The Terror Label: How International Dialogue Constructs Its Exceptions

Charlie Carter

Contact: charlieacarter@gmail.com

Following the “practice” or “linguistic turn” in the social sciences, critical International Relations theorists have increasingly turned to interpretivist, social constructivist, and discourse-analysis approaches to explain state behaviour. In particular, scholarly attention to issues of identity, difference, knowledge, and power in international affairs has highlighted the role states play in actively constituting their shared political reality through language and dialogue. Terrorism studies is ripe for this approach. The performative speech act of designating individuals or groups as “terrorists” demarcates the line between abiding members of the international society and its deviant exceptions. As a consequence, this label carries significant implications for how states and other international entities engage with such individuals or groups. Understanding the dynamics that underpin the labelling of terrorists and studying the meaning that is discursively attached to such labels over time is, thus, key to understanding much of present-day conflict.

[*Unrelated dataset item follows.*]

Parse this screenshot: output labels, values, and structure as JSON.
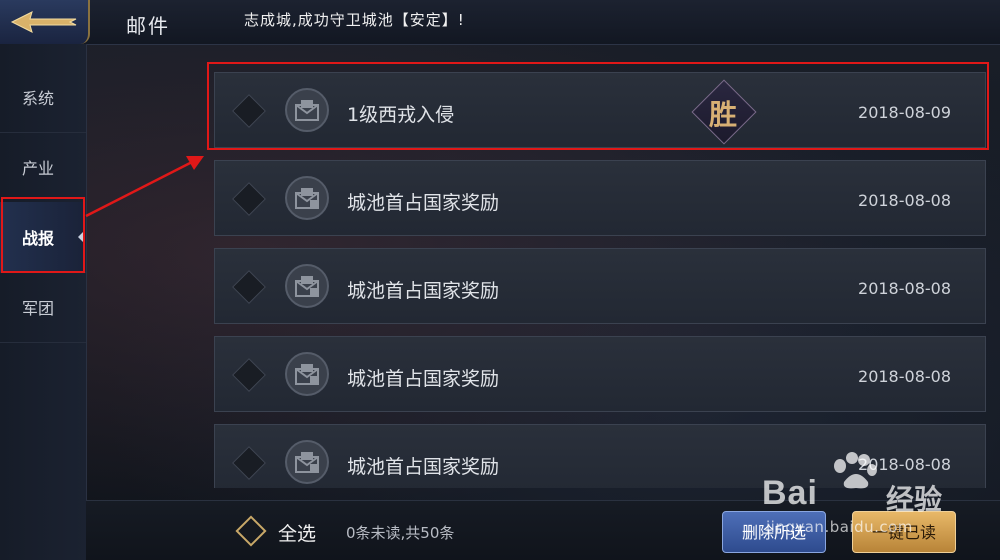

To achieve this, this research seeks to model the terrorism discourse with text-analytic methods and two-mode social network analysis. By identifying semantically equivalent discursive statements in United Nations General Debate speeches from 1970 to 2019 with dependency parsing and word embedding models, we generate a bipartite network, with nodes representing states and discursive statements. An edge is present between these nodes if a state has made a statement represented by a node. Exponential random graph models (ERGMs) account for state intersubjectivity with the inclusion of structural covariates alongside state-level variables in predicting the probability of a state making a particular discursive statement. We expect this research to make an important contribution toward the literature on international terrorism discourse and patterns of state communication by identifying the significant variables affecting the endorsement or contestation of particular discursive frames.